Das eine ist relativ schnell abgearbeitet. Der offene Ableismus in der Sprache, der Rückschlüsse auf das Denken zulässt.. Claudia benutzt das Wort “behindert” mindestens missverständlich, steuert das Ganze dann aber in eine Richtung, von der sie das Gefühl hat, dass ist “safe”. Will dann noch eine ableistische Beleidigung nutzen, merkt, dass das vermutlich auch nicht so gut ankommt – und sagt sie dann trotzdem, verpackt in “Jetzt hätte ich fast xy gesagt”. Claudia denkt nämlich höchstwahrscheinlich, so wie es auch im Allgemeingebrauch üblich ist, an eine körperliche, sichtbare, Behinderung. Und darum kommt ihr auch gar nicht in den Sinn, dass sie nicht nur ÜBER behinderte Personen redet, sondern möglicherweise auch MIT einer behinderten Person. Plottwist! Und wie reagiert eine Karen, die sich mit einem -ismus-Vorwurf konfrontiert fühlt? “Einige meiner besten Freunde sind ___”. Na clear! Dann kommt noch Cecilia, die nicht nur eine Information abfragt, die nicht ganz unbegründet als sehr persönlich gilt, sie spricht auch Menschen mit Schwerbehinderung ab, in den Dschungel gehen zu können. Und damit auch vice versa.

(Cosimo lass ich hier mal raus, weil der Schnitt es schwer macht, die Aussage zu bewerten, außerdem ist er kein aktiver Teil dieses Austausches.)

Ableismus an Unsichtbaren

Und das ist mein zweites Thema. Der Dualismus von nicht sichtbaren Behinderungen und Einschränkungen. Eigentlich ist das alles nicht so schlimm bzw. nur eine Sache des Willens/Mindsets/Anstrengens, gleichzeitig wird aber auch jedes abweichende Verhalten direkt der Krankheit zugeschrieben.

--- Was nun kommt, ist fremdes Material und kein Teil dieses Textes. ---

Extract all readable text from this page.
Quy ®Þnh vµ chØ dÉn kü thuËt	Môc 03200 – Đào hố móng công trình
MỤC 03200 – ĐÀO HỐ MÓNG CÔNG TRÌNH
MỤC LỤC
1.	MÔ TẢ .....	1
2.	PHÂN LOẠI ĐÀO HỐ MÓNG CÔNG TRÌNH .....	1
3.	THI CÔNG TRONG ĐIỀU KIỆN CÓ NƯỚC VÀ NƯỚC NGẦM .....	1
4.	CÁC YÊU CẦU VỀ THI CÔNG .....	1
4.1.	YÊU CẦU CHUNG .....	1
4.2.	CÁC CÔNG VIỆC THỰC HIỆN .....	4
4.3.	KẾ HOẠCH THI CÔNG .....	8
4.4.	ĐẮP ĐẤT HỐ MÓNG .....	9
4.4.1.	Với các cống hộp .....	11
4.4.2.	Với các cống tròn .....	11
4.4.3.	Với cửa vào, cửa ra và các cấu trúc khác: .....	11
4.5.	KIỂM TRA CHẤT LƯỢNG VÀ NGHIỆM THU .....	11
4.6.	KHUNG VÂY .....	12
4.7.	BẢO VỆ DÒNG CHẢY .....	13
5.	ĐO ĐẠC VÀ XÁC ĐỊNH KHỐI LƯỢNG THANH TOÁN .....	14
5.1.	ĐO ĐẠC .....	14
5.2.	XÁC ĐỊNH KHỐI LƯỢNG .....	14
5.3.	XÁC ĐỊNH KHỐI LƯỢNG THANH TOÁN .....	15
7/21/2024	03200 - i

Cecilia empfindet Tessas Grad der Behinderung als nicht so einschneidend, weil man es ihr nicht ansieht. Fairerweise muss man auch dazu sagen, dass man im Dschungelcamp nie die andere Seite wahrnimmt, also dass sie weniger ernst genommen wird, weil man sie für nicht ernstnehmbar hält. Es wird uns zumindest nicht gezeigt. Das wiederum findet dann aber auf Twitter statt. Da mehrten sich seit Tessas Aussage die Kommentare dazu, dass man Menschen mit einer bipolaren Störung nicht in so ein Format “lassen” sollte – und zwar jedes Mal dann, wenn Tessa “unerwünschtes” Verhalten zeigt (und bei Gott, das tut sie oft. Sooo oft!). Es wird ihr abgesprochen, dass sie eine informierte, rationale Entscheidung treffen könnte. An solche z.T. vorgeblich besorgten Zweifel darüber, ob die Person eine informierte Entscheidung getroffen hat, kann ich mich nicht erinnern, wenn Kandidat*innen überrascht waren, dass der Dschungel ECHT ist und kein Studio in Köln.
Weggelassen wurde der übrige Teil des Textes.